INTRODUCTION: The number of methicillin resistant S. aureus (MRSA) cases is increasing globally, with nearly 19000 deaths in the US alone in 2006. Coupled with the spread of vancomycin resistant strains, an alternative therapeutic approach is urgently needed. MRSA is frequently associated with severe biofilm infections, hence targeting the biofilm structure to potentially restore antibacterial susceptibility in MRSA is a promising area of study. We investigated the potential of an innovative combination therapy (CT) in treating MRSA and MSSA. This multi-targeted approach first degrades the extracellular polymeric matrix using an antioxidant and enzyme followed by appropriate antibiotic treatment.

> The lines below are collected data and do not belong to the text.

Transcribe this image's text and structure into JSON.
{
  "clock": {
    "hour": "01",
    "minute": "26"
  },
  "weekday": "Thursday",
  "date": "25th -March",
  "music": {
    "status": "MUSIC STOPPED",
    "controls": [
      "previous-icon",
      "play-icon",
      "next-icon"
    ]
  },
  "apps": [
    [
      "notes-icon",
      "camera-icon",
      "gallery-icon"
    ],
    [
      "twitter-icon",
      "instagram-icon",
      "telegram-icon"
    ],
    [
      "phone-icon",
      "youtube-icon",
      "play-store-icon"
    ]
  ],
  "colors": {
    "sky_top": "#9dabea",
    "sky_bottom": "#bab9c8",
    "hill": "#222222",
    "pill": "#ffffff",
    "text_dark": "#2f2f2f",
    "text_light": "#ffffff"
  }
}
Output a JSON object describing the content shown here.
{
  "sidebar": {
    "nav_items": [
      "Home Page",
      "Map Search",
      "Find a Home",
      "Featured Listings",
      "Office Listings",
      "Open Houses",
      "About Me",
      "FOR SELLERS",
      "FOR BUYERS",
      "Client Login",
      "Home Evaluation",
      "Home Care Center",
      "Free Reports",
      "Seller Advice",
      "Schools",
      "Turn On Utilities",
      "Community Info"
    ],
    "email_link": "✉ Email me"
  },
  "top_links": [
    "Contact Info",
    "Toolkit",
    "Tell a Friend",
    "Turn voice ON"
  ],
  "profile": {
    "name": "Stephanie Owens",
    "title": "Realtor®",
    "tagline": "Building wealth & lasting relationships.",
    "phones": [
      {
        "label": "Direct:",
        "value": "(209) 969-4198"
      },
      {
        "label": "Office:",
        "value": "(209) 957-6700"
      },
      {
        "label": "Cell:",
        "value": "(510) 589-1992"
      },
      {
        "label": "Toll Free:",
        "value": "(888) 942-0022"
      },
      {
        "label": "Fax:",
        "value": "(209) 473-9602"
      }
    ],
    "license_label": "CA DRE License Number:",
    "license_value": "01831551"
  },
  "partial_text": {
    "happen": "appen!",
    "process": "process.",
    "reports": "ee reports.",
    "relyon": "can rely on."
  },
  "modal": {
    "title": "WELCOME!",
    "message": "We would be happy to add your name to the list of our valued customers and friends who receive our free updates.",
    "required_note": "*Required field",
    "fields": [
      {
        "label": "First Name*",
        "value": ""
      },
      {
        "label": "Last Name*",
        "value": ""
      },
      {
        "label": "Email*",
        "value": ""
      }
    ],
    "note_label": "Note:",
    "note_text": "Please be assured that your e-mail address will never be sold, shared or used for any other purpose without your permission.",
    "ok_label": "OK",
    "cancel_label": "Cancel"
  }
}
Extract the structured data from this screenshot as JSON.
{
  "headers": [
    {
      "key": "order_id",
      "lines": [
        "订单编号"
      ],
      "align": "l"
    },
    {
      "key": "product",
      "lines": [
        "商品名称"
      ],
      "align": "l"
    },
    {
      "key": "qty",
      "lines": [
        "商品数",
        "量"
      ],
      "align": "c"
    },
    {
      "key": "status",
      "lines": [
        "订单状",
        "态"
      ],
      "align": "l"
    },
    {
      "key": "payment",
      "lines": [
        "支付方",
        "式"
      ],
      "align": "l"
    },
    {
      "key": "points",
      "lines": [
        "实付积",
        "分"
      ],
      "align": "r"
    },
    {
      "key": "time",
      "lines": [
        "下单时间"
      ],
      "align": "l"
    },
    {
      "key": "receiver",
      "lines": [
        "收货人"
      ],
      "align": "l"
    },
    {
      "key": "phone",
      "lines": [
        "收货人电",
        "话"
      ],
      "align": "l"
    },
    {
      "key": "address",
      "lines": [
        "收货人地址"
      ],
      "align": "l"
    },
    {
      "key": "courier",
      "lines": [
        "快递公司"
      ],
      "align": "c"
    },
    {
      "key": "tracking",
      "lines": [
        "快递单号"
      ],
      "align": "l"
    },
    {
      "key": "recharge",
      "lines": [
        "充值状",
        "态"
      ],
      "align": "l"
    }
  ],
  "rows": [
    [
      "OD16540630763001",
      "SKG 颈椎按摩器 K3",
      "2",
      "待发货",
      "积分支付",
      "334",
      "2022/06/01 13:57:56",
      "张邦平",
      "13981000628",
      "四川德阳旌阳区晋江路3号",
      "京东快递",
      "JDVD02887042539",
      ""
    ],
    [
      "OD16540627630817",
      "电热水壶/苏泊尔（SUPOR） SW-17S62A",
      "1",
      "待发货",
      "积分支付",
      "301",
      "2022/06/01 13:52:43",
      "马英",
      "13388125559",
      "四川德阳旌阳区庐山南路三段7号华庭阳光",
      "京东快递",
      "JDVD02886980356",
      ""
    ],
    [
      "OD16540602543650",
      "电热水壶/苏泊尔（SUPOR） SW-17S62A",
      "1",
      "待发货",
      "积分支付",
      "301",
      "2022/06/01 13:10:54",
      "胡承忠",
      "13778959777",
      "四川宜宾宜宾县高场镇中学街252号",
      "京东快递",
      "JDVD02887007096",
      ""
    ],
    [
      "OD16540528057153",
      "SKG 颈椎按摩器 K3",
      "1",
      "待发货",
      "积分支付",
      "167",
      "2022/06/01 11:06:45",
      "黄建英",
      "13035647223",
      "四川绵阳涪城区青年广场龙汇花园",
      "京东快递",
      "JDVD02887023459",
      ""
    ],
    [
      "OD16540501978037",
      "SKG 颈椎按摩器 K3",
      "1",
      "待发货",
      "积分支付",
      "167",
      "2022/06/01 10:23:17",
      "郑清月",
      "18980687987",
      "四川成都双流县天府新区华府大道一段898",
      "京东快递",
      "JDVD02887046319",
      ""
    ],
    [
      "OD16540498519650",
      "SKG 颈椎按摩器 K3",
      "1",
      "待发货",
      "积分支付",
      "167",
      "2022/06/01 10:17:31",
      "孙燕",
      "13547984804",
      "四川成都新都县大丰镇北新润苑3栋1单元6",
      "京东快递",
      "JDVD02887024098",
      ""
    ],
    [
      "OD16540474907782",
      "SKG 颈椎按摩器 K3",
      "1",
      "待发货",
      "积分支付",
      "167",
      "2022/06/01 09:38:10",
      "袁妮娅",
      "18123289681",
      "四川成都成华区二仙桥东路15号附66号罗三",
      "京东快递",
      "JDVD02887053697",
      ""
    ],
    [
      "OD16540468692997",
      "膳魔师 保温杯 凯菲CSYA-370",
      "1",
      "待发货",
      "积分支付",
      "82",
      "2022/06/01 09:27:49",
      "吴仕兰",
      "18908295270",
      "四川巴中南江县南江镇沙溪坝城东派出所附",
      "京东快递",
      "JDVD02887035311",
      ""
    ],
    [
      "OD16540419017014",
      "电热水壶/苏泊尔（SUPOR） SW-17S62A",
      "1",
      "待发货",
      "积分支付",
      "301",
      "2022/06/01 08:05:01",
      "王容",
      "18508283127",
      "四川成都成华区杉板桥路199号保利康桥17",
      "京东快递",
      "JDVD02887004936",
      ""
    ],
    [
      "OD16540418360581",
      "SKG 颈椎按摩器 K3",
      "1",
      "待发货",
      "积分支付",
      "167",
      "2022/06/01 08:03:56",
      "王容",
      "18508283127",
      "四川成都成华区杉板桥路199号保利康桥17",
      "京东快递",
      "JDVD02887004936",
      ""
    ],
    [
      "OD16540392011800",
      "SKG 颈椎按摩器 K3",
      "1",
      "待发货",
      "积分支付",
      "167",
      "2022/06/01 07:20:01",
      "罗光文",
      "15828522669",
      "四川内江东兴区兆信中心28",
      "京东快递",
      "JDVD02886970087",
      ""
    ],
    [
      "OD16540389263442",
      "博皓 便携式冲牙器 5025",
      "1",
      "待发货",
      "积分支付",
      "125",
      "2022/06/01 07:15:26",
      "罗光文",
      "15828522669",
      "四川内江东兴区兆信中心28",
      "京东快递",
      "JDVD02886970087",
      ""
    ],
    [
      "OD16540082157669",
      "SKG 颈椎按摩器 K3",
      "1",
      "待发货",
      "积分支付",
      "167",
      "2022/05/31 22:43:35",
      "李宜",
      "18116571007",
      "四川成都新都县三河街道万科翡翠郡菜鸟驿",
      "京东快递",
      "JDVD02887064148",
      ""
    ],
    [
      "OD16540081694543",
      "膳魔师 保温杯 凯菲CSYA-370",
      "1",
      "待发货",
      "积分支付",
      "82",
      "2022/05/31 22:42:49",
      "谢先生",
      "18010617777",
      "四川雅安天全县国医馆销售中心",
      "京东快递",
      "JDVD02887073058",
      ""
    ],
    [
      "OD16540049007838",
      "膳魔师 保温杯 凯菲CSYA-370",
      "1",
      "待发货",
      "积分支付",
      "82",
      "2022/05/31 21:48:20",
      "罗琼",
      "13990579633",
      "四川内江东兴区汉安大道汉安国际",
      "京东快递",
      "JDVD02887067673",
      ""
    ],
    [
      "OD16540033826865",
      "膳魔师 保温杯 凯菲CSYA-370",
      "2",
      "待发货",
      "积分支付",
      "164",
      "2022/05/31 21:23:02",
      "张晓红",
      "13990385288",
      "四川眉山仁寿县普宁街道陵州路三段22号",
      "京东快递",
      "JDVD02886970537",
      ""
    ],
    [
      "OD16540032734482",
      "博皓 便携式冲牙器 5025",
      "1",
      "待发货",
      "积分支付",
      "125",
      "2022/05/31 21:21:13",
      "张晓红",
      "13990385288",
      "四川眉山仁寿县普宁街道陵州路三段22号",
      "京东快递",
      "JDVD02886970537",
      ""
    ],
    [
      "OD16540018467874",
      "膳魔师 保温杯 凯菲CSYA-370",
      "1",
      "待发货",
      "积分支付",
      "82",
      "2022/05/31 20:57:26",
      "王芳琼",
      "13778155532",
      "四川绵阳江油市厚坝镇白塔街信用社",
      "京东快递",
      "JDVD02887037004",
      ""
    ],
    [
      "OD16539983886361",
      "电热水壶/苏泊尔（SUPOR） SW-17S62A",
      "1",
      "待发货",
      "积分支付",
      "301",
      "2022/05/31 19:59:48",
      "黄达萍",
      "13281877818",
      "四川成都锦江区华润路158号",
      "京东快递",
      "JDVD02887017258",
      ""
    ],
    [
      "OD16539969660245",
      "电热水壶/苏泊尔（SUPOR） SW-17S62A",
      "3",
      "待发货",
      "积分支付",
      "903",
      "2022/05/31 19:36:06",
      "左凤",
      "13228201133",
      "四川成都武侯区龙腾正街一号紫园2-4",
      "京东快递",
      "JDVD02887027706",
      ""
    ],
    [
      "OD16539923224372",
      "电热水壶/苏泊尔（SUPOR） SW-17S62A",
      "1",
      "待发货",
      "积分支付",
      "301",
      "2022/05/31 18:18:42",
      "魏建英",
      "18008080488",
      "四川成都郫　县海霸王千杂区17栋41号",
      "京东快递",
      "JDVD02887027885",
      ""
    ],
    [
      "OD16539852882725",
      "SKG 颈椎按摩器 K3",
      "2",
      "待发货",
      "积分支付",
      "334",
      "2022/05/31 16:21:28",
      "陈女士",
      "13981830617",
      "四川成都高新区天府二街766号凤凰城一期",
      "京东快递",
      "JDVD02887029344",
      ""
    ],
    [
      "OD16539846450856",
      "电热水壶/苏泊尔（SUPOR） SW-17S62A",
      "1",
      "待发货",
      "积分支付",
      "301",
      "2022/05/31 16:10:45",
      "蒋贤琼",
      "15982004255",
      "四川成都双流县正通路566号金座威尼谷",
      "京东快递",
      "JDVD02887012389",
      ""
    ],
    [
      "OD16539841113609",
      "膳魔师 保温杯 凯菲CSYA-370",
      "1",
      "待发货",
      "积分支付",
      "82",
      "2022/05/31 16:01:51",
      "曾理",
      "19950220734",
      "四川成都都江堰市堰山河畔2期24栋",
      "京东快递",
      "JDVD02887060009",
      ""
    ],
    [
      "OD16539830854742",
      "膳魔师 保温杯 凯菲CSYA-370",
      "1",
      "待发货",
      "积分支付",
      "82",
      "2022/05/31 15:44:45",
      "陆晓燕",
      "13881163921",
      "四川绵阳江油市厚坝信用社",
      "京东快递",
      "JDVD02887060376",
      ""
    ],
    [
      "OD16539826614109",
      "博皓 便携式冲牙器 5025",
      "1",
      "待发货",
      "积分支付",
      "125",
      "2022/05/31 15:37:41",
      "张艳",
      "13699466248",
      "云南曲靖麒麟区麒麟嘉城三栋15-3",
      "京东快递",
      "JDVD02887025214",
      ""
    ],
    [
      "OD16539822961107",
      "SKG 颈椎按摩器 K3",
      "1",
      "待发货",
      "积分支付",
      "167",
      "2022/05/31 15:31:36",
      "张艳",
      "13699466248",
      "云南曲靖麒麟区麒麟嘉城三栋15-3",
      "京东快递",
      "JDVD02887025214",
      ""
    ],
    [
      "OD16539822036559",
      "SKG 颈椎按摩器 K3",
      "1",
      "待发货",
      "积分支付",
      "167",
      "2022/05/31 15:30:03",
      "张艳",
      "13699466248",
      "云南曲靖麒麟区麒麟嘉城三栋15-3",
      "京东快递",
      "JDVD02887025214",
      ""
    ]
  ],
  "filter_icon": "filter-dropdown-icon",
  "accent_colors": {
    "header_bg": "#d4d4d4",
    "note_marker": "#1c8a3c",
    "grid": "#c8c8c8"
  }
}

METHODS and MATERIALS: MICs of potential CT formulae were first identified for MRSA and MSSA strains by testing different compositions and dosages on planktonic cultures. The effect of CT on MRSA and MSSA isolates was then determined by measuring biofilm viability using a resazurin assay. This was complemented with confocal microscopy to provide a detailed view of the proportion of live and dead bacteria in treated biofilms, as well as biofilm volume and thickness. Colony counts were conducted to enumerate remaining live bacteria post-treatment. Experiments were then repeated with antioxidants buffered to physiological pH. Fifteen different CT combinations were tested.
RESULTS: Data showed successful disruption of MRSA and MSSA biofilms in vitro. Formulations consisting of glutathione and an antibiotic of choice showed >99% inhibition of bacterial growth in planktonic culture and >95% disruption of preformed biofilm. Furthermore, a 1200-6300 fold decrease in cfu/ml was recorded after treatment. When the antioxidants were buffered to pH 7.4, a 10-50% decrease in biofilm viability occurred, depending on the antioxidant used.
CONCLUSIONS: The CT combinations tested show good promise in disrupting MRSA and MSSA biofilms. Further qualitative and quantitative investigations into the effects of CT on MRSA and MSSA biofilms are underway, including real-time observation of CT activity on biofilms as well as cytotoxicity studies on mammalian cells. Additionally different antioxidants have different targets, hence research is continuing to determine the most effective formulae and dosage.